Alexandra Kollontai (1872-1952) was a leading Bolshevik and the earliest champion of women’s rights under the new Soviet government. From an aristocratic background, she was attracted to left wing ideas as a student and in 1899 joined the Russian Social Democratic Labour Party, under which name the communists were first organized. Kollontai devoted her energies, in exile and in Russia, to develop strategies for the organization and education of women and their involvement in the struggle against tsarism and capitalism, in unity with and as an equal partner of men.
She also sought to liberate women’s sexuality as part of the liberation of women in general, and promoted ideas that may appear to be quite acceptable now but which were somewhat advanced for the immediate post-feudal era in Russia (“sexuality is a human instinct as natural as hunger or thirst”). Although Kollontai encountered much resistance from her male comrades, she nevertheless persisted and earned the support of Lenin. While she was eventually banished to a diplomatic post because of her factional struggle against bureaucracy as a member of ‘The Workers Opposition,’ her ideas heavily influenced the Soviet agenda on women and family issues. It is believed that one of the reasons that she survived the Stalin purges was because of her popularity.
In an article, ‘Why Women Had Better Sex Under Socialism’ in the New York Times of August 12, by Kirsten R Ghodsee, a Professor of Russian and East European studies at the University of Pennsylvania, recognition was given to the role of Alexandra Kollontai.
The writer said: “After the Bolshevik takeover Vladimir Lenin and Alexandra Kollontai enabled a sexual revolution in the early years of the Soviet Union with Kollontai arguing that love should be freed from economic considerations.” The ideological foundation for women’s equality had been laid by earlier writers such as August Bebel and Friedrich Engels. Thus, suffrage was extended to women in 1917, immediately after the revolution and three years before the US. This was followed by the liberalization of divorce laws and freedom being given to women over reproductive rights. Unwanted pregnancies were reduced by extensive sex education.
Policies in the Soviet Union after 1917 (although partially reversed under Stalin) and the socialist countries of Eastern Europe after the Second World War, emphasized the role of women as workers and sought to alleviate domestic burdens so as to encourage women to join the workforce. This was partly due to the need for more workers to assist in the rapid industrialization of the economies. Major resources were devoted to the education and training of women. Women were provided with generous maternity leave and free child care. Laundries and canteens were established to alleviate the burdens of domestic work.
Women therefore gained economic freedom as well as social freedom in many respects. Ghodsee said that liberal feminists in the West “grudgingly acknowledged” all this but were critical of state socialism because it represented emancipation from above and the achievements did not emerge from independent women’s movements.
Many of the achievements in these countries have been reversed since 1989 when socialism collapsed.

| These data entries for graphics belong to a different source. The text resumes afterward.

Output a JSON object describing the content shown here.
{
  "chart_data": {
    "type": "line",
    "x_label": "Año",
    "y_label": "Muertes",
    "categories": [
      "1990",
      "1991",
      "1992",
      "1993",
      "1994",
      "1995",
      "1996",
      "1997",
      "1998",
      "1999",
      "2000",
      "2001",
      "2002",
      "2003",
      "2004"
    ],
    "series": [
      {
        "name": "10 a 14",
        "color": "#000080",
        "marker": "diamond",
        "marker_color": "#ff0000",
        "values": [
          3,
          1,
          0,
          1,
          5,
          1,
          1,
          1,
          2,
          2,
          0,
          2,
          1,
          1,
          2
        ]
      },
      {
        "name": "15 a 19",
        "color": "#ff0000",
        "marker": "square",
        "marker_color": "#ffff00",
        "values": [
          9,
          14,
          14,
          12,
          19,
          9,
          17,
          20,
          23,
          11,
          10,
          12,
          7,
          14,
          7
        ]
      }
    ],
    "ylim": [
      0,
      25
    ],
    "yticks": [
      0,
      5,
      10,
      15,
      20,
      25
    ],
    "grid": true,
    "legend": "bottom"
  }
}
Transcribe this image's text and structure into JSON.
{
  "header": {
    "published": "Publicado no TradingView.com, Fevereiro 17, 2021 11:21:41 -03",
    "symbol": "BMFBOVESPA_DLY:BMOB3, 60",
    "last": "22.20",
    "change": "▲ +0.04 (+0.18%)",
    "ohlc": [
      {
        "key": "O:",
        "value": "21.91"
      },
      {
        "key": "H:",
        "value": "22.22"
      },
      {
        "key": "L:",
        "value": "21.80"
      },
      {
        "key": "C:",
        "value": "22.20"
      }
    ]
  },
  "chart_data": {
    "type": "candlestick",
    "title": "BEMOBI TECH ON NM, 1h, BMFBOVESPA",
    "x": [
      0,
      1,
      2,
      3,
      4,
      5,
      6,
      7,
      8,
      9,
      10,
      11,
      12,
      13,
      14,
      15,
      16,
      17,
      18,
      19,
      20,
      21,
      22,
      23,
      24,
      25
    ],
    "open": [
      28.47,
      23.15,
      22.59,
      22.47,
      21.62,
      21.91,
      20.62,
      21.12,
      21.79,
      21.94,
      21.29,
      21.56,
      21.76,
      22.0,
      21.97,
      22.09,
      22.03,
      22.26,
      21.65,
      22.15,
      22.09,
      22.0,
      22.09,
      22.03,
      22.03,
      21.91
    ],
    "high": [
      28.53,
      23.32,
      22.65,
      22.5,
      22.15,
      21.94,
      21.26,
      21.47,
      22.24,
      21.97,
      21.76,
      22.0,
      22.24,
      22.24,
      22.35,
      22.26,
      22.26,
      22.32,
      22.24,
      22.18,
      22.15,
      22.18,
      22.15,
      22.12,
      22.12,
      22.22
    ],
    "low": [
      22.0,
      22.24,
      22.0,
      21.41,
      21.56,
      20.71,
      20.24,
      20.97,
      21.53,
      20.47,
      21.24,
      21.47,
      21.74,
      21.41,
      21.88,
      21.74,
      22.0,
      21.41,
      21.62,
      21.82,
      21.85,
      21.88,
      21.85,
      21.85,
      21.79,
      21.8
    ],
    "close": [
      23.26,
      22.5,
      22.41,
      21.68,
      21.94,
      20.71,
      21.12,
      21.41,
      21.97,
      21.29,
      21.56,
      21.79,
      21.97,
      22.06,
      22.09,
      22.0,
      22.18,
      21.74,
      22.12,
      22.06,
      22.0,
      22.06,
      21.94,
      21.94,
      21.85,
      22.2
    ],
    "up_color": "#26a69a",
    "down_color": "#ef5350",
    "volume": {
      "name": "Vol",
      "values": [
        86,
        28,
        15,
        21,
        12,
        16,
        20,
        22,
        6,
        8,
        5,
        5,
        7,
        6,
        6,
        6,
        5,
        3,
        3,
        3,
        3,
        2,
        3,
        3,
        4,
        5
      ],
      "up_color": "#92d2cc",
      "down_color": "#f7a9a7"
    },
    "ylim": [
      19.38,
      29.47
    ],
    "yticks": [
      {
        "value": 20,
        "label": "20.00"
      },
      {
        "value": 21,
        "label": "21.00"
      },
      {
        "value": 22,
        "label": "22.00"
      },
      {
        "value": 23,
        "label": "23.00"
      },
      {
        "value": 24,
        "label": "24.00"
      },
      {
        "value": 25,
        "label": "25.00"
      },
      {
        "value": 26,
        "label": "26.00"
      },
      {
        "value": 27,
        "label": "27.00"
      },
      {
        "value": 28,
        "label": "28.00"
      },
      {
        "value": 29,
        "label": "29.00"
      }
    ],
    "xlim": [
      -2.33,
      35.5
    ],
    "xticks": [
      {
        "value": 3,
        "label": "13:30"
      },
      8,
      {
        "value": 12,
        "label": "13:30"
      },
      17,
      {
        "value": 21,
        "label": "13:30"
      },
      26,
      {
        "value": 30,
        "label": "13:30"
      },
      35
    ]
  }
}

In addition to the achievements set out above, as early as 1952 studies were being conducted on sex and sexuality. Czechoslovakian sociologists conducted a study on the female orgasm in that year and in 1961 convened a conference devoted solely to that topic. But unlike in the West where the physiological aspects were emphasized, these studies focused on the social, namely, importance of the equality between men and women as the core component of female pleasure. In pre-1989 Poland, sexologists also did not limit sex to bodily experiences but stressed the importance of social and cultural contexts for sexual pleasure. They believed that the best stimulation would not help to achieve pleasure if a woman is stressed or overworked or worried about her future or financial stability.
Ana Durcheva, who lived for 43 years under socialism in Bulgaria complained that the “new free market hindered Bulgarians’ ability to have more amorous relationships.”
She was a single mother for many years but said that her life before 1989 was more gratifying. “My life was full of romance,” she said and complained that all her daughter does is work and is too tired to be with her husband when he comes home.
A study of East and West Germans after reunification found that Eastern women had twice as many orgasms as West German women. Researchers marvelled at the disparity, especially since Eastern women suffered the double burden of employment and housework while West German women had all the advantages of labour saving devices and many did not work. But they had less sex, and less satisfying sex than women who had to line up for toilet paper.
Ghodsee attributed this to a better quality of life due in part to the fact that socialist countries saw women’s emancipation as central to advanced socialist societies which those countries saw themselves as building. (I am grateful to Professor Ghodsee for the most of the facts and some of the analysis herein. I take responsibility for the opinions, express and implied.)